The MA program is seen as "a contributor to unsustainable growth in Medicare," according to White House Health Policy Advisor Julie Goon. Even though MA cuts were dropped from the initial SCHIP bill, "the issue of your payment rates is not going away," she said.


It doesn't help that PFFS plans cost Medicare almost 20% more than comparable FFS care (compared with a 10% differential for traditional HMOs) and are responsible for much of recent MA program growth. Expansion of this high-cost program is generating support for curbing PFFS advantages, such as exemption from requirements to form provider networks. Former CMS Administrator Mark McClellan, MD, said at America's Health Insurance Plans' (AHIP) September Medicare conference that PFFS should be a transitional program, and that plans should shift to more integrated care models to provide more value to Medicare.


Another criticism of MA plans is that they have been keeping Medicare overpayments instead of returning a portion to the government, as mandated by law. Government Accountability Office (GAO) officials told the House Ways & Means Committee last month that CMS doesn't come close to auditing one-third of all Medicare plans each year, the statutory requirement, and seems to be falling further behind as more new plans join the Medicare program.

GAO estimates that Medicare beneficiaries could have received $35 million in addition benefits in 2003 if the audit process worked correctly and CMS pursued financial recoveries. CMS promised more audits and asked for clearer legislative authority to go after plan overpayments.

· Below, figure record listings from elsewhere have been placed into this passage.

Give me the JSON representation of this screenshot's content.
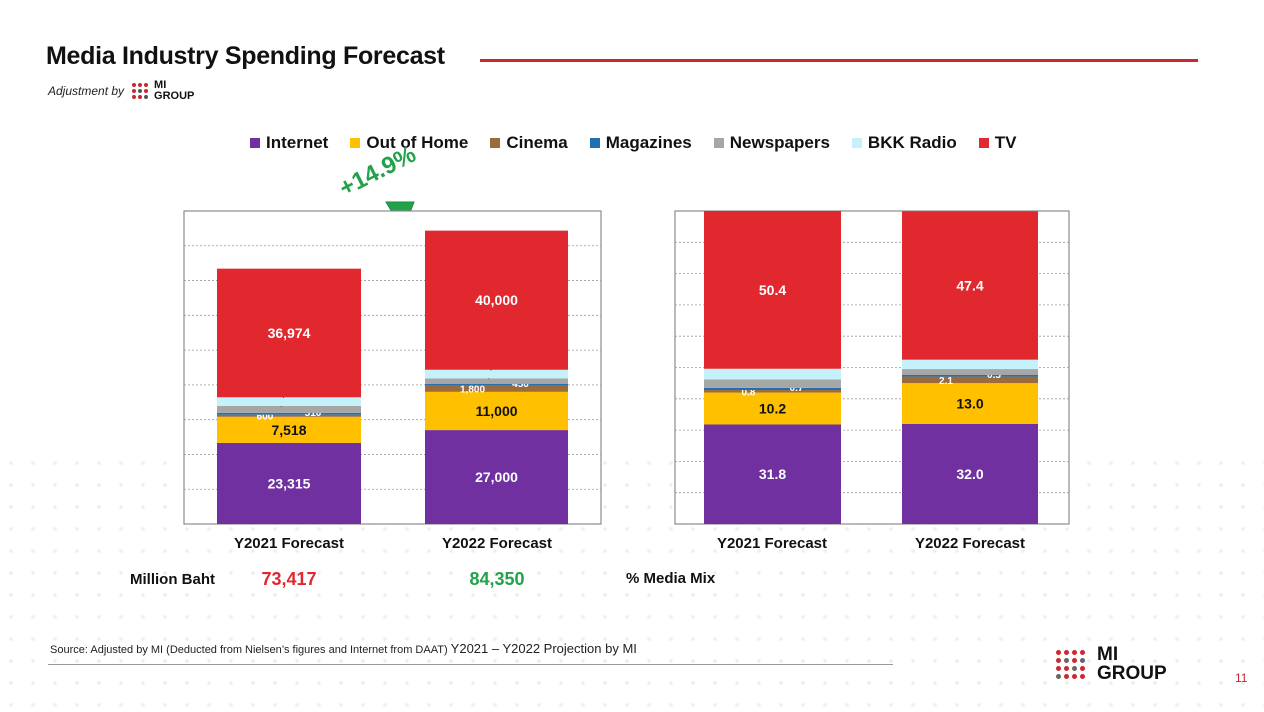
{
  "title": "Media Industry Spending Forecast",
  "adjustment_label": "Adjustment by",
  "logo": {
    "line1": "MI",
    "line2": "GROUP"
  },
  "growth_label": "+14.9%",
  "colors": {
    "Internet": "#7030a0",
    "Out of Home": "#ffc000",
    "Cinema": "#9c6b3c",
    "Magazines": "#1f6fb2",
    "Newspapers": "#a6a6a6",
    "BKK Radio": "#c5f1fb",
    "TV": "#e0282e",
    "accent_red": "#c8292e",
    "accent_green": "#22a24a"
  },
  "chart_data": [
    {
      "type": "bar",
      "stacked": true,
      "categories": [
        "Y2021 Forecast",
        "Y2022 Forecast"
      ],
      "series": [
        {
          "name": "Internet",
          "values": [
            23315,
            27000
          ]
        },
        {
          "name": "Out of Home",
          "values": [
            7518,
            11000
          ]
        },
        {
          "name": "Cinema",
          "values": [
            600,
            1800
          ]
        },
        {
          "name": "Magazines",
          "values": [
            510,
            450
          ]
        },
        {
          "name": "Newspapers",
          "values": [
            2000,
            1600
          ]
        },
        {
          "name": "BKK Radio",
          "values": [
            2500,
            2500
          ]
        },
        {
          "name": "TV",
          "values": [
            36974,
            40000
          ]
        }
      ],
      "data_labels": [
        [
          "23,315",
          "27,000"
        ],
        [
          "7,518",
          "11,000"
        ],
        [
          "600",
          "1,800"
        ],
        [
          "510",
          "450"
        ],
        [
          "2,000",
          "1,600"
        ],
        [
          "2,500",
          "2,500"
        ],
        [
          "36,974",
          "40,000"
        ]
      ],
      "ylim": [
        0,
        90000
      ],
      "grid": true,
      "legend": "top",
      "totals_label": "Million Baht",
      "totals": [
        "73,417",
        "84,350"
      ]
    },
    {
      "type": "bar",
      "stacked": true,
      "categories": [
        "Y2021 Forecast",
        "Y2022 Forecast"
      ],
      "series": [
        {
          "name": "Internet",
          "values": [
            31.8,
            32.0
          ]
        },
        {
          "name": "Out of Home",
          "values": [
            10.2,
            13.0
          ]
        },
        {
          "name": "Cinema",
          "values": [
            0.8,
            2.1
          ]
        },
        {
          "name": "Magazines",
          "values": [
            0.7,
            0.5
          ]
        },
        {
          "name": "Newspapers",
          "values": [
            2.7,
            1.9
          ]
        },
        {
          "name": "BKK Radio",
          "values": [
            3.4,
            3.0
          ]
        },
        {
          "name": "TV",
          "values": [
            50.4,
            47.4
          ]
        }
      ],
      "data_labels": [
        [
          "31.8",
          "32.0"
        ],
        [
          "10.2",
          "13.0"
        ],
        [
          "0.8",
          "2.1"
        ],
        [
          "0.7",
          "0.5"
        ],
        [
          "2.7",
          "1.9"
        ],
        [
          "3.4",
          "3.0"
        ],
        [
          "50.4",
          "47.4"
        ]
      ],
      "ylim": [
        0,
        100
      ],
      "grid": true,
      "caption": "% Media Mix"
    }
  ],
  "source_prefix": "Source: Adjusted by MI (Deducted  from Nielsen’s figures and Internet from DAAT)",
  "source_suffix": "Y2021 – Y2022 Projection by MI",
  "page_number": "11"
}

Premiums for Medicare Part B will go up next year, although only slightly (up 3% to $96.40 a month). But the cost is significant for many seniors, particularly when combined with a $1,024 hospital deductible plus rising premiums for Part D drug benefits. Part D premiums will increase an average 21% to $40 a month, according to analysis by Avalere Health, as previously low-cost drug plans boost premiums more than 50%.

As a result, more than 1 million low-income dual-eligible seniors will have to pay more or shift to a different plan. CMS automatically assigns duals to low-cost plans in their area, but now many plans that currently cover duals will have premiums that are too high to qualify for auto-enrollees.

Jill Wechsler, a veteran reporter, has been covering Capitol Hill since 1994.